COLUMNA CABEZA DE TURCO

Opinión | Ya sabemos quién es quién

"Algunos quedarán del lado de la entrega". Por: Washington Abdala.

Washington Abdala. Foto: Archivo El País
Washington Abdala. Foto: Archivo El País

Las sociedades tienen diversas formas de asumir el presente desafiante. Cada una reacciona según el temperamento que posee. Algunas logran procesar la contingencia en base a matrices culturales dotadas de respeto (o temor) hacia la autoridad. La autoridad señala el camino y la gente recorre ese periplo. Otras sociedades, con menos sumisión ante la autoridad pero mayor cultura cívica y sentido de lo comunitario, recorren la incertidumbre con “enlaces” que les permiten superar lo que se vive. En ellas se construyen puentes sociales y el poder no tiene la necesidad de balizar los caminos de forma imperativa. El poder organiza, hace y orienta pero no digita “in totum” el recorrido social.

Y están también las sociedades que se disgregan, las que no logran captar la gravedad de la hora y profundizan sus divergencias, sin comprender que ese talante solo producirá resultados negativos y menos soluciones. Estas serían las sociedades en las que ni el Estado, ni la comunidad poseen reglas mínimas. Son básicamente hijas de la anomia.

En alguna de las tres tipologías, el lector ubicará al Uruguay. Creo que somos parte de la segunda categoría. Mis razones, ahí van. Primero el circulo rojo de la prensa, de la comunicación y de los medios masivos creen que el mundo se juega allí, sin saber que por más que es relevante ese rol, la verdad es que la vida real está afuera de lo que rebota en radios, diarios, televisión y redes sociales. Estás últimas, inclusive, son solo un reflejo parcial de la realidad. Si creyera que los uruguayos somos las pestes malignas que emergen de las redes sociales -por lo que se brama allí- seríamos seres pestilentes. No, no somos así. Mentira. Segundo, el Estado rema con lo que puede, pero la sociedad siempre es más que el Estado y rema con lo que es. Lo que se tiene nunca le gana a lo que se es. El ser es más que el tener. Erich Fromm básico y el que no lo comprende, no entiende que el desafío COVID es al país, no al gobierno o al Estado. El Estado debe organizar las políticas, pero los que nos empoderamos de la vida somos los ciudadanos. Cada rol es distinto y no se puede traficar gato por liebre.

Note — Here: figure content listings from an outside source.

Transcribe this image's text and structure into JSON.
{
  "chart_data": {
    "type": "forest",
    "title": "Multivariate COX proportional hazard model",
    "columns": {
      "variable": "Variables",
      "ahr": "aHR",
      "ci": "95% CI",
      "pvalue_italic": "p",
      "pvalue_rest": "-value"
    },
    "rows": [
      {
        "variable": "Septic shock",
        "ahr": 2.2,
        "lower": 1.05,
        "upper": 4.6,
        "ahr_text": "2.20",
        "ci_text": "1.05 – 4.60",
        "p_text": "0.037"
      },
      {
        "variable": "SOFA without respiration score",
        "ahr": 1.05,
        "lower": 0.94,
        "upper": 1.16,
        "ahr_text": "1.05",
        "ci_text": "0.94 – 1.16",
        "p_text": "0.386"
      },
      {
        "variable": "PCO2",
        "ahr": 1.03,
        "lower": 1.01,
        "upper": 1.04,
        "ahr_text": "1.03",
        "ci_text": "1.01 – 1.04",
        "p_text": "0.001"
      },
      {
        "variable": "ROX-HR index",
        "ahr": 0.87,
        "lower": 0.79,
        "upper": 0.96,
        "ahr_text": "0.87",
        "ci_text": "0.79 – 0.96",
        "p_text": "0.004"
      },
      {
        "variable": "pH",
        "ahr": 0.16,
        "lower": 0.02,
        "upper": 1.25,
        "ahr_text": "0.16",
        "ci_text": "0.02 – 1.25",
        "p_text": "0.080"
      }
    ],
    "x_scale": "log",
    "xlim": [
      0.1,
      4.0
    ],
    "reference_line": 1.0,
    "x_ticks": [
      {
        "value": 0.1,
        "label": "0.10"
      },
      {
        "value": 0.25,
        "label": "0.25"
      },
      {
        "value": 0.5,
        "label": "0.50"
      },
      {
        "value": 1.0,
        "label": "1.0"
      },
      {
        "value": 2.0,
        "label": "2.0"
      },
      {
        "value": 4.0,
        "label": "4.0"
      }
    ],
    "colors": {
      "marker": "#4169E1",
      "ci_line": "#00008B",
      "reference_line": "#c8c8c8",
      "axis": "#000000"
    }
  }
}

Tercero: o se le tiene fe al país o no se le tiene. Yo le tengo enorme fe. El gobierno, por su parte, en situaciones como las que se padecen se aleja de lo filosófico y va por las soluciones pragmáticas. Esa es la postura mental que hace bien y que ayuda a salir de bretes. No jugar al achique. Se pelea por más vida en un combate con la muerte. ¿Qué no se entiende? Creo en los uruguayos. Somos complejos, es cierto, somos rebeldes, es verdad, pero cuando no nos queda otra sabemos sacar lo mejor de nosotros y comprender que no nos va a salvar nadie. Estamos nosotros contra el bicho.

El mundo no espera por nosotros que somos tan especiales, sin embargo, nosotros en el mundo hemos sido ejemplo de civilidad, de humanismo, de solidaridad y de entrega colectiva. No hoy, siempre. Y eso es bueno afirmarlo como sentido de país, sabiendo que en una embestida brutal -como esta maldición que nos cayó encima- nos encuentra más unidos que distanciados. Los que pongan palos en la rueda, se equivocan y duele que se equivoquen, pero allá ellos.

La gente no es tonta y sabe dónde está cada uno en la cancha, quién especula, quién sanatea, quién se juega el todo por el todo y quién hace la plancha.

El ojo escrutador del ciudadano, que es la vez el militante por la vida -que está peleando minuto a minuto para salvarla- sabe que no queda otra que sumar, que arrimar afecto, comprensión y solidaridad en medio de este funesto momento de la existencia republicana. Acá no hay Aquiles que nos salve, somos nosotros mismos.

Ya pasará, más temprano que tarde, y ya recordaremos esto como uno de los momentos más duros que nos tocó vivir en la historia contemporánea. Y algunos quedarán del lado de la entrega y otros del lado de lo diminuto. Cada uno sabrá quién es quién. El ojo histórico, por suerte, relojea bien.